Com o diagnóstico feito às áreas periféricas, Jorge Malheiros recordou que são locais onde há “níveis de rendimentos mais baixos, taxas de desemprego maiores e insucesso escolar”, em relação aos centros urbanos, devendo ser prioritários do “ponto de vista da intervenção”.

Jorge Malheiros também defendeu o papel de alguns programas sociais, que têm tido um trabalho essencial junto de bairros sociais e de bairros degradados.

“Há exemplos de vários programas interessantes, como o programa Escolhas e o programa BIP/ZIP, Bairros e Zonas de Intervenção Prioritária, para área de Lisboa”, contou, lamentando a interrupção dos projetos, como o dos Bairros Críticos, que tinha uma intervenção socioterritorial participada com as populações.

A iniciativa Bairros Críticos foi apresentada durante o Governo liderado por José Sócrates, tendo sido desenvolvida experimentalmente em três bairros lisboetas.

O investigador de Geografia Humana adiantou também que existe ainda falta de mediação por parte das câmaras, através de assistentes sociais, das escolas, dos centros de saúde, dos técnicos autárquicos, da polícia e dos cidadãos.

“A relação entre estes grupos e os cidadãos muitas vezes tem défice de mediação. E, portanto, o diálogo e a proximidade tornam-se deficitários. E como não há esta mediação, a hipótese de conflito aumenta”, disse, recordando que em alguns destes espaços "há problemas de tráfico de droga e isso acentua os problemas existentes”.

Jorge Malheiros garantiu que “os problemas de conflito muitas vezes estão associados a um segmento muito particular, à população jovem".

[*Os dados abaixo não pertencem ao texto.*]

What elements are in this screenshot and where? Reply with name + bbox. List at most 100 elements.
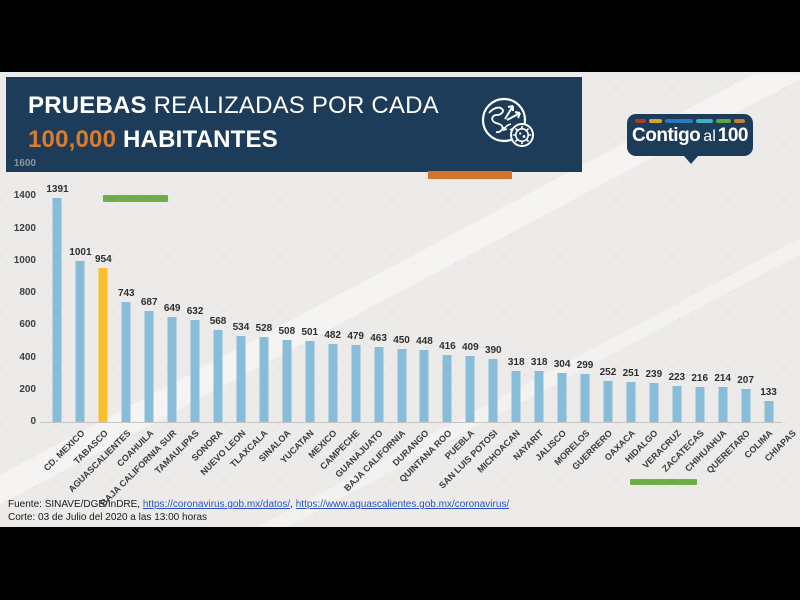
y-tick-label: 1200	[13, 222, 36, 234]
value-label: 133	[760, 387, 777, 398]
y-tick-label: 1000	[13, 254, 36, 266]
value-label: 214	[714, 373, 731, 384]
page-title: PRUEBAS REALIZADAS POR CADA 100,000 HABI…	[28, 89, 439, 157]
bar-column: 463	[367, 164, 390, 422]
bar-guanajuato	[351, 345, 361, 422]
slide-content: PRUEBAS REALIZADAS POR CADA 100,000 HABI…	[0, 72, 800, 527]
bar-hidalgo	[626, 382, 636, 422]
value-label: 1391	[46, 184, 69, 195]
value-label: 450	[393, 335, 410, 346]
bar-column: 528	[252, 164, 275, 422]
bar-column: 743	[115, 164, 138, 422]
bar-column: 450	[390, 164, 413, 422]
bar-column: 482	[321, 164, 344, 422]
value-label: 501	[301, 327, 319, 338]
bar-queretaro	[718, 387, 728, 422]
logo-dash	[635, 119, 647, 123]
value-label: 304	[553, 359, 571, 370]
value-label: 448	[416, 336, 433, 347]
value-label: 743	[117, 288, 135, 299]
bar-colima	[741, 389, 751, 422]
value-label: 216	[691, 373, 709, 384]
corte-line: Corte: 03 de Julio del 2020 a las 13:00 …	[8, 512, 208, 523]
logo-word-100: 100	[717, 125, 749, 146]
value-label: 318	[507, 357, 525, 368]
fuente-label: Fuente: SINAVE/DGE/InDRE,	[8, 499, 143, 510]
green-highlight-bottom	[630, 479, 697, 485]
bar-nuevo-leon	[213, 330, 223, 422]
fuente-line: Fuente: SINAVE/DGE/InDRE, https://corona…	[8, 499, 510, 510]
bar-column: 1001	[69, 164, 92, 422]
value-label: 409	[462, 342, 479, 353]
bar-puebla	[442, 355, 452, 422]
value-label: 508	[278, 326, 296, 337]
bar-column: 448	[413, 164, 436, 422]
value-label: 534	[232, 322, 250, 333]
bar-column: 687	[138, 164, 161, 422]
bar-column: 216	[688, 164, 711, 422]
bar-column: 239	[642, 164, 665, 422]
letterbox-top	[0, 0, 800, 72]
plot-area: 1391 1001 954 743 687 649 632 568 534 528 508 501 48…	[46, 164, 780, 422]
value-label: 252	[599, 367, 617, 378]
value-label: 416	[439, 341, 456, 352]
bar-column: 252	[597, 164, 620, 422]
bar-coahuila	[121, 302, 131, 422]
logo-dash	[715, 119, 731, 123]
bar-chihuahua	[695, 387, 705, 422]
bar-column: 390	[482, 164, 505, 422]
bar-column: 501	[298, 164, 321, 422]
value-label: 251	[622, 368, 640, 379]
title-rest: REALIZADAS POR CADA	[146, 92, 439, 119]
bar-column: 954	[92, 164, 115, 422]
bar-column: 508	[275, 164, 298, 422]
value-label: 1001	[69, 247, 92, 258]
bar-oaxaca	[603, 381, 613, 422]
bar-column: 214	[711, 164, 734, 422]
bar-quintana-roo	[419, 350, 429, 422]
logo-dash	[733, 119, 745, 123]
y-tick-label: 200	[19, 383, 36, 395]
bar-sonora	[190, 320, 200, 422]
bar-guerrero	[580, 374, 590, 422]
bar-campeche	[328, 344, 338, 422]
value-label: 390	[484, 345, 502, 356]
bar-durango	[397, 349, 407, 422]
bar-jalisco	[534, 371, 544, 422]
bar-column: 251	[619, 164, 642, 422]
title-number: 100,000	[28, 126, 117, 153]
y-tick-label: 1600	[13, 158, 36, 169]
bar-column: 479	[344, 164, 367, 422]
y-tick-label: 0	[30, 416, 36, 427]
title-suffix: HABITANTES	[116, 126, 278, 153]
bar-column: 299	[574, 164, 597, 422]
bar-aguascalientes	[98, 268, 108, 422]
bar-tlaxcala	[236, 336, 246, 422]
logo-dash	[665, 119, 694, 123]
contigo-al-100-logo: Contigo al 100	[627, 114, 753, 164]
bar-column: 568	[207, 164, 230, 422]
logo-dash	[649, 119, 663, 123]
letterbox-bottom	[0, 527, 800, 600]
source-link-coronavirus-gob[interactable]: https://coronavirus.gob.mx/datos/	[142, 499, 291, 510]
bar-column: 534	[230, 164, 253, 422]
value-label: 568	[209, 316, 227, 327]
bar-column: 304	[551, 164, 574, 422]
bar-column: 409	[459, 164, 482, 422]
bar-column: 207	[734, 164, 757, 422]
value-label: 479	[347, 331, 364, 342]
bar-veracruz	[649, 383, 659, 422]
value-label: 463	[370, 333, 387, 344]
bar-tabasco	[75, 261, 85, 422]
bar-column: 133	[757, 164, 780, 422]
bar-column: 632	[184, 164, 207, 422]
logo-speech-tail	[684, 156, 698, 164]
bar-chiapas	[764, 401, 774, 422]
value-label: 299	[576, 360, 594, 371]
value-label: 954	[95, 254, 112, 265]
globe-virus-icon	[477, 93, 539, 160]
value-label: 649	[163, 303, 181, 314]
x-axis-line	[40, 422, 782, 423]
source-link-aguascalientes[interactable]: https://www.aguascalientes.gob.mx/corona…	[295, 499, 510, 510]
value-label: 223	[668, 372, 686, 383]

"Toda esta questão tem a ver com os grupos de jovens, de grupos pares, no bairro, da sua afirmação”, contou o investigador, que culpou o “desinvestimento de certos projetos” para o foco de tensão.

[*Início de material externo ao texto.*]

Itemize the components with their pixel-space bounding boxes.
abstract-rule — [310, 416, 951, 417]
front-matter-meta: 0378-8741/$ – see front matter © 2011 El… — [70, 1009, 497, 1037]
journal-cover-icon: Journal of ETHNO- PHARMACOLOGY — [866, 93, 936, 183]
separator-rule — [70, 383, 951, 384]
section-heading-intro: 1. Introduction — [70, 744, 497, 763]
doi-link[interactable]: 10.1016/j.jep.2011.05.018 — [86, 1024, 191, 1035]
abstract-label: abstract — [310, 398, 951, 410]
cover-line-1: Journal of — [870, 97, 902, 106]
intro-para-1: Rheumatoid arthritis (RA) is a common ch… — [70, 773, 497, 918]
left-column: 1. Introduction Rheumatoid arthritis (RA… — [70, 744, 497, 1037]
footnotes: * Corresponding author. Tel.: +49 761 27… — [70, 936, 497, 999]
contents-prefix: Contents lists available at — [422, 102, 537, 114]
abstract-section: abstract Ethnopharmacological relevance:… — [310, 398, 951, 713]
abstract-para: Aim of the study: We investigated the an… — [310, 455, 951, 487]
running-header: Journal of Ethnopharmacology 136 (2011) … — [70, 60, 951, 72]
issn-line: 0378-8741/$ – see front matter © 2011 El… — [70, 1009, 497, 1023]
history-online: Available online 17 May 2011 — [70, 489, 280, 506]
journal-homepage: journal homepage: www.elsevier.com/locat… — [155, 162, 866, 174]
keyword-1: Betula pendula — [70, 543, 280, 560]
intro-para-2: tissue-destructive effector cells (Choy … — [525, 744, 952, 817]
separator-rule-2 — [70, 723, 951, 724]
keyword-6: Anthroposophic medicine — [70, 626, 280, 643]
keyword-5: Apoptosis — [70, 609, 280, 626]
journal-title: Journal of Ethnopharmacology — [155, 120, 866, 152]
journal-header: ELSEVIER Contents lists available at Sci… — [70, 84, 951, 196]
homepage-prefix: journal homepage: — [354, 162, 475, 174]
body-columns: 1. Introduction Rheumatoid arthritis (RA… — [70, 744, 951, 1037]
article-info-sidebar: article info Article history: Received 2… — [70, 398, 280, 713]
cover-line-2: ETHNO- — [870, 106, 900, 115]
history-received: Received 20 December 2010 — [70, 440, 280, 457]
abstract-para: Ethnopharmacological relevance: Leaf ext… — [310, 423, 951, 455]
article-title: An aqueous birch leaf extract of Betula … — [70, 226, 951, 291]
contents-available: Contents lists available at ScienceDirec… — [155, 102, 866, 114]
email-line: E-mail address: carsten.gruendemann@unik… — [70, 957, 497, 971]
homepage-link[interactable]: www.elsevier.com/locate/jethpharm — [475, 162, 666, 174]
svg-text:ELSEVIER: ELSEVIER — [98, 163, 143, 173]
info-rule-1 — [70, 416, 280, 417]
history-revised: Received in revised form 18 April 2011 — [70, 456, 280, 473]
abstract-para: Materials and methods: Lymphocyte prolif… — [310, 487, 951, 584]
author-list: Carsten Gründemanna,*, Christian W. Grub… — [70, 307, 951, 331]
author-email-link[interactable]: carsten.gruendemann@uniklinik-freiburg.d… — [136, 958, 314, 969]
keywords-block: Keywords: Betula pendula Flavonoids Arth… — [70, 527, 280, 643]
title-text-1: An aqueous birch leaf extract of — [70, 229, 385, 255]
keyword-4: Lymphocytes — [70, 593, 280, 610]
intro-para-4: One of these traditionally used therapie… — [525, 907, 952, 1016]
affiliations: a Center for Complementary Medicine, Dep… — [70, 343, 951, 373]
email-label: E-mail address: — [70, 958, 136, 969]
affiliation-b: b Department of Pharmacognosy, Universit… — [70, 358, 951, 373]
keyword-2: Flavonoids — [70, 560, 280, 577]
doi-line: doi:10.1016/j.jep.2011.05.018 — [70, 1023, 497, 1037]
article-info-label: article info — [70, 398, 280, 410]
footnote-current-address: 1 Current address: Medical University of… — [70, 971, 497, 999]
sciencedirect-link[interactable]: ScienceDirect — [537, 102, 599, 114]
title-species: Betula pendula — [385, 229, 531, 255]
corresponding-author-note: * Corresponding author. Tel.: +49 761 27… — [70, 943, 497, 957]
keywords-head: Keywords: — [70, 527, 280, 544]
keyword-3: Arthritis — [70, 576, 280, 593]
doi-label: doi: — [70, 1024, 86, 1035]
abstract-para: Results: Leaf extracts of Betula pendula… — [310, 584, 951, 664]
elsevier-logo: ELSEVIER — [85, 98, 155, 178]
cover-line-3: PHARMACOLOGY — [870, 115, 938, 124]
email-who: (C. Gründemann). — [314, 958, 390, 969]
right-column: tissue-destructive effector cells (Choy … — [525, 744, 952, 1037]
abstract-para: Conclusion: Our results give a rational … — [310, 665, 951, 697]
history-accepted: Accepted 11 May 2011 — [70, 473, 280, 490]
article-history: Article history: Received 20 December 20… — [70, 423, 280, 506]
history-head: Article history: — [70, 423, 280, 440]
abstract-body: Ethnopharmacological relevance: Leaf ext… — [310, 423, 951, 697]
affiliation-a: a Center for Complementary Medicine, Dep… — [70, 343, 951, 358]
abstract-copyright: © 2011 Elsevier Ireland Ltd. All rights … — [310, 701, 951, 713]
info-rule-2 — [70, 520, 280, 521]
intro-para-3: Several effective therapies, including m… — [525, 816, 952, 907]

O docente revelou ainda que as pessoas que vivem em bairros, considerados problemáticos, sentem-se defraudadas com certos fatores, como a interrupção dos projetos, que prometiam a requalificação das zonas e a criação de emprego.

As pessoas “sentem-se muitas vezes desapontadas com estes processos e isso leva-as à insatisfação e à revolta”, explicou.

Em relação aos acontecimentos da última semana na região da Grande Lisboa e de Setúbal, devido às acusações racistas, Jorge Malheiros afirmou que o racismo em Portugal é uma realidade e que a sociedade tem de ter consciência disso.

“A população negra, e nalguns casos a população brasileira, é tratada de forma desigual com desvantagem à população branca”, referiu, considerando que há racismo em diversas esferas sociais.

“Na habitação, na justiça e no emprego há vários sintomas de racismo”, contou o investigador de Geografia Humana.

De acordo com Jorge Malheiros, “o problema fundamental é de caráter social e de desvantagem social”, havendo “uma questão racial, sobretudo nos bairros dentro da área metropolitana de Lisboa”.

Sobre a atuação da polícia no Bairro da Jamaica em Setúbal, no sábado passado, o investigador lembrou que “não se pode dizer que há uma polícia racista”, mas considerou que há várias evidências em certas práticas das autoridades.

Por fim, Jorge Malheiros evocou a necessidade de adquirir mais informação para compreender melhor o fenómeno do racismo e haver políticas efetivas de combate à discriminação racial, defendendo uma educação intercultural.

“É essencial para que saibamos melhor o nível de discriminação a que determinados grupos estão sujeitos”, concluiu.